Most of us understand the dangers of drink driving, but may not be so clear on the risks and consequences of drug driving.

The Home Office recently stated that roadside drug-testing devices similar to the breathalysers used for drink driving could be introduced in Britain within two years.¹ At the beginning of this year (2014), multiple UK police forces were given these “drugalysers” to test suspected drug drivers for cannabis.²

Similar devices are already used in Australia where police can, in just five minutes, test for MDMA, methamphetamine (found in speed and crystal meth) and THC, the active component in cannabis.³

Check out this interactive guide which shows the effect each illegal drug can have on driving:

the effects of drug driving [External website, not affiliated with Insure The Box Limited]

Did you know?

Drug driving is thought to play a part in up to half of all road deaths.⁴

The penalties:

  • A minimum 12-month driving ban
  • A criminal record
  • A fine of up to £5000 or up to 6 months in prison, or both⁵

Other repercussions

  • A specific record on your driving licence for eleven years that lists a drug driving conviction
  • Car insurance will increase substantially
  • Potential employers will see the conviction if you have to produce your licence
  • If convicted of causing death by dangerous driving, you will receive a prison sentence of up to fourteen years – as well as having to live with the guilt of your actions.
  • Difficulties entering countries such as the USA

A new law that would make drug driving an offence in its own right is expected to come into power in the summer this year (2014).⁶

This will allow police to simply have to show that a driver had taken drugs, not that they were impaired by them. This is the same as the current law for drink driving. ⁷

It’s not just illegal drugs that can impair your driving…
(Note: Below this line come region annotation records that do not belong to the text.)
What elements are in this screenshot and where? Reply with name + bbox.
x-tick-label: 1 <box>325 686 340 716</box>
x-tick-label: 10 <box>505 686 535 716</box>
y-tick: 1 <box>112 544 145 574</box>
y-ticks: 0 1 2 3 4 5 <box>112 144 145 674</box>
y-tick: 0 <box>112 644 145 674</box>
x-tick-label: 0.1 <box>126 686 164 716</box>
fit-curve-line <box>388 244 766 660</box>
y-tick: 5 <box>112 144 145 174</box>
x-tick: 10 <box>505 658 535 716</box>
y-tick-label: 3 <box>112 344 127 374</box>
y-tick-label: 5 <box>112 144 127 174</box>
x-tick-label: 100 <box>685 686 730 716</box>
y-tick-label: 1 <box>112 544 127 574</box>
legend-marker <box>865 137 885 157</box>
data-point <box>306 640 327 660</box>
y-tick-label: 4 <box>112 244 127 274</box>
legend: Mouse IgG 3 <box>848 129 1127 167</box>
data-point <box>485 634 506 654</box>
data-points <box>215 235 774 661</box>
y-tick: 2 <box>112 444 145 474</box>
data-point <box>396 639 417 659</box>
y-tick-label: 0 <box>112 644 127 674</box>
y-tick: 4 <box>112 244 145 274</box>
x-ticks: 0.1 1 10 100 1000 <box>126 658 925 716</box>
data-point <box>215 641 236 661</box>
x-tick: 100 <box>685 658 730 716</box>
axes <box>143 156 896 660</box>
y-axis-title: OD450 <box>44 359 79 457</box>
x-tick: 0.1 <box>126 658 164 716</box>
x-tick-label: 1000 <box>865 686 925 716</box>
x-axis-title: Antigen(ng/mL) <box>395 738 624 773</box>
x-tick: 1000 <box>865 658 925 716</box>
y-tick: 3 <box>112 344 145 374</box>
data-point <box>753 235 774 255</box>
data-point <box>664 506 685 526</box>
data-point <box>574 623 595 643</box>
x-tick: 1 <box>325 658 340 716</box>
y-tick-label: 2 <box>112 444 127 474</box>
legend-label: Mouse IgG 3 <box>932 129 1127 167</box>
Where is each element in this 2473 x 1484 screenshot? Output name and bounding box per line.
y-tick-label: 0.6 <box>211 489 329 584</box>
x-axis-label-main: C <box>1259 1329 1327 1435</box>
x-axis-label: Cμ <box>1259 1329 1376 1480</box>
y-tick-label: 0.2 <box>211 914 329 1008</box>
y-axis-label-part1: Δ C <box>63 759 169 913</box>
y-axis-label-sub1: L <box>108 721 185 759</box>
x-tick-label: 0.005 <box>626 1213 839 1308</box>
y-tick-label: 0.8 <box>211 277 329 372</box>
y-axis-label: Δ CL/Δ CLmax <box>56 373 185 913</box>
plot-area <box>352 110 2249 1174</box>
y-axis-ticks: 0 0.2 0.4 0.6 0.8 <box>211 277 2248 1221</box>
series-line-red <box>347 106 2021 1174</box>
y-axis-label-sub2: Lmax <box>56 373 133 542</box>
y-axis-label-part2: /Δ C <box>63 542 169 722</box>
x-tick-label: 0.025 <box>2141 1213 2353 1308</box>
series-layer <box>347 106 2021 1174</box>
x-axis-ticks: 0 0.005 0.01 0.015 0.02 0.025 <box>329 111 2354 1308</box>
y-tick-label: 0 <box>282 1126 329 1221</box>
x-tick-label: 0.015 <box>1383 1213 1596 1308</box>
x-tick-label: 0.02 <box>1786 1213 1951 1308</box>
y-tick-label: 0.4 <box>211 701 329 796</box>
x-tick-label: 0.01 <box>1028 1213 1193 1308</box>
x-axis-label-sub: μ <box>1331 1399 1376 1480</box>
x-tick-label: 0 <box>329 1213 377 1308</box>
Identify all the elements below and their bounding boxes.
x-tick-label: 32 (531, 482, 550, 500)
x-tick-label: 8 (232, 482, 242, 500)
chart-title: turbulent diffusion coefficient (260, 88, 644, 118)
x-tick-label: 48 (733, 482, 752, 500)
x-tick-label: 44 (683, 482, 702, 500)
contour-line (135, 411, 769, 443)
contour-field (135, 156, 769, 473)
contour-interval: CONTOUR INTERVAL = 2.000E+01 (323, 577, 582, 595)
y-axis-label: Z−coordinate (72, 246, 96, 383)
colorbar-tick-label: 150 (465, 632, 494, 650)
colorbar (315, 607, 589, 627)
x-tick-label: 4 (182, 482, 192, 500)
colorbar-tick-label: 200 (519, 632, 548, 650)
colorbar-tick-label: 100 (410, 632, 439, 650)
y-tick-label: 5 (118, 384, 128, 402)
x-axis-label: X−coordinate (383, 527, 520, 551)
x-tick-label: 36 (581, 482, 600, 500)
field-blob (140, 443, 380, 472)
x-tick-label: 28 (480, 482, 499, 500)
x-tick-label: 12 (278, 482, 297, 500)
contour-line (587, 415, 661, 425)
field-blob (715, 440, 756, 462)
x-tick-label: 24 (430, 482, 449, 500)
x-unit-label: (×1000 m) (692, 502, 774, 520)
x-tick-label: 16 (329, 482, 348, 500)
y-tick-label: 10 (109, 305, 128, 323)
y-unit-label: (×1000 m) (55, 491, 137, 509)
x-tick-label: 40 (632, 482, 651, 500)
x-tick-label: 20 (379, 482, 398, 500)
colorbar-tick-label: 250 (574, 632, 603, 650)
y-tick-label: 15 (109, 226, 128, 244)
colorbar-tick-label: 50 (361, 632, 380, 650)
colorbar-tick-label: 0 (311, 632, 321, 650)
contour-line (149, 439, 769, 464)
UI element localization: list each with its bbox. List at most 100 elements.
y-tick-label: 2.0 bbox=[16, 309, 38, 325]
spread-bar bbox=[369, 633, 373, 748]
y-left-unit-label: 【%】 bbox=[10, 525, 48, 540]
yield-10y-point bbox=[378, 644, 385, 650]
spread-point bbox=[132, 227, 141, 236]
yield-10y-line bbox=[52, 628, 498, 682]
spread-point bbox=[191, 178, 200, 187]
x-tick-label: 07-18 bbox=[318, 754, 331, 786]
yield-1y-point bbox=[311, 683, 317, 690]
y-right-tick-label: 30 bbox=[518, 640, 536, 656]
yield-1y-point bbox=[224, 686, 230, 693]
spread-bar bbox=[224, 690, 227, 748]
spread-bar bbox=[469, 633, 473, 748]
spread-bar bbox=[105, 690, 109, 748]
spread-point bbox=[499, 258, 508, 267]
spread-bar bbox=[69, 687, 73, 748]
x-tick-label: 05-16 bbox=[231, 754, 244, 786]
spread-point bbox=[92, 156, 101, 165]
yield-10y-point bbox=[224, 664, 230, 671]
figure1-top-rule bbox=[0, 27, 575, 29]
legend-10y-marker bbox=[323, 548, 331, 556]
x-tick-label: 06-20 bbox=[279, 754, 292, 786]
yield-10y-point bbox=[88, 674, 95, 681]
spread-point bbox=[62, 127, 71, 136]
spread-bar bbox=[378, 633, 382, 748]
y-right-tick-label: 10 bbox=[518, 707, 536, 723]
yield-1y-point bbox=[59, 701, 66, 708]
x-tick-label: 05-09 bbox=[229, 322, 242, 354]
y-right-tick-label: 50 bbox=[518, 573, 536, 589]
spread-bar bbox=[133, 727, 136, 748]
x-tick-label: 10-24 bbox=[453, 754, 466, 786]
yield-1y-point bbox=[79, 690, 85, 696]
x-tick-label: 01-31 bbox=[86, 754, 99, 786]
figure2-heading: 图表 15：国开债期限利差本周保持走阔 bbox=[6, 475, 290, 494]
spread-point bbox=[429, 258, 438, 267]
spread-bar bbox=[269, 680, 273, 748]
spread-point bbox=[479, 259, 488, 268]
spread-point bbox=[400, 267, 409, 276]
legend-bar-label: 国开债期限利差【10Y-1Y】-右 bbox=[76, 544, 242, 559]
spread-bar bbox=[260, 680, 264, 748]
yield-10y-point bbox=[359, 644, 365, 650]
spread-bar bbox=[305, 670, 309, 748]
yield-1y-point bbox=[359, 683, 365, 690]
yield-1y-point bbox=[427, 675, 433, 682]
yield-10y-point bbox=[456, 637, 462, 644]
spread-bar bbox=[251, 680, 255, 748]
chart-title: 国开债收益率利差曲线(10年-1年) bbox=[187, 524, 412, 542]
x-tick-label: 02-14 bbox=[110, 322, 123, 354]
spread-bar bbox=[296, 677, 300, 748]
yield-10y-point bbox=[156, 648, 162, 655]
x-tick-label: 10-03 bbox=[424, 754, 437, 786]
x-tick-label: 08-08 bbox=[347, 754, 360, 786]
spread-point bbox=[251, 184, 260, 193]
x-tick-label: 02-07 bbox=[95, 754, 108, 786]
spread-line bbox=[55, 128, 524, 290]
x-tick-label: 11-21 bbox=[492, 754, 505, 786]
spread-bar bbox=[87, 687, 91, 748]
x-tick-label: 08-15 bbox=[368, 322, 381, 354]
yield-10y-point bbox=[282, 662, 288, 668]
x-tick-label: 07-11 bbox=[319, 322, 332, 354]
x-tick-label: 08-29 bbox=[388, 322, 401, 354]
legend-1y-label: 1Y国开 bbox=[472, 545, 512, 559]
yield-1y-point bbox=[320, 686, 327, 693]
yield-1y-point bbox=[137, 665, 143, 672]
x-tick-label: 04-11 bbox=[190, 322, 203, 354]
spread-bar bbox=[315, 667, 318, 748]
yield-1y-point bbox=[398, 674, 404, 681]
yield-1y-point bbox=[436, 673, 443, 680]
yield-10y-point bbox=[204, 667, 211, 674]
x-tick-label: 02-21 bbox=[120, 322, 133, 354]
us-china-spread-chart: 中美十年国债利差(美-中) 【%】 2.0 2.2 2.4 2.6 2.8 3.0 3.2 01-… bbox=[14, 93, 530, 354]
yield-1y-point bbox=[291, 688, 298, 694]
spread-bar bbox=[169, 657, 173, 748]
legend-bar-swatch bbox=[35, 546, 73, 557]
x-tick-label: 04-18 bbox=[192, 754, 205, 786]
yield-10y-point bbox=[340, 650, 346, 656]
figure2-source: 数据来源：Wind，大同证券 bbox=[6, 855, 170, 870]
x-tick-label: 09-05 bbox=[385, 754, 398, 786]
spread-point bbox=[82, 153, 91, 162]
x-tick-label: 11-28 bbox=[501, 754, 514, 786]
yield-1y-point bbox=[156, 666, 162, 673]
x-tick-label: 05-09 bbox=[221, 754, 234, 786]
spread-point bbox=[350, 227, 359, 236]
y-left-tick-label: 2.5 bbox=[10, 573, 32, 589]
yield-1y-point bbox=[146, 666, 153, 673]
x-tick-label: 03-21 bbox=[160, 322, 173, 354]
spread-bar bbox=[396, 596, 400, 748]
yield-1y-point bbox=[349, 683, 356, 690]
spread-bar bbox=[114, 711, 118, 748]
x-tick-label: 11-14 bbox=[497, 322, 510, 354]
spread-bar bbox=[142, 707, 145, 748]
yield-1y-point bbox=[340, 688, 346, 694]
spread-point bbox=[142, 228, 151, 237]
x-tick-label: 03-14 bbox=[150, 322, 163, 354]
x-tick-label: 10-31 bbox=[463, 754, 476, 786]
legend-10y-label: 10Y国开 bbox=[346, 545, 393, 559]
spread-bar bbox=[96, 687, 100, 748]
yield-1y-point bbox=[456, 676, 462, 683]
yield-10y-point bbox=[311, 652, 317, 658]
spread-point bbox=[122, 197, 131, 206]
Some prescription drugs can cause side-effects such as drowsiness, weakened judgement and a lack of confidence – all of which could decrease your ability to drive safely. These effects can be more intense if the medicine is not taken properly. ⁸

The government’s planned update to drug-driving laws is expected to include an explanation of exactly which prescription drugs can affect you in this way, and how much you are legally allowed to take. ⁹

It should also state that people who take prescription drugs will have a legal defence (and will therefore not be likely to be prosecuted) as long as they have not:

  • Taken more than the recommended dose of their medicine and;
  • Ignored the advice about their medicine given in the manufacturer’s information leaflet. ¹⁰

So remember: drug driving is not worth the risk. If you are taking prescription drugs that may affect your driving always read the instructions carefully and discuss any concerns you have with your GP.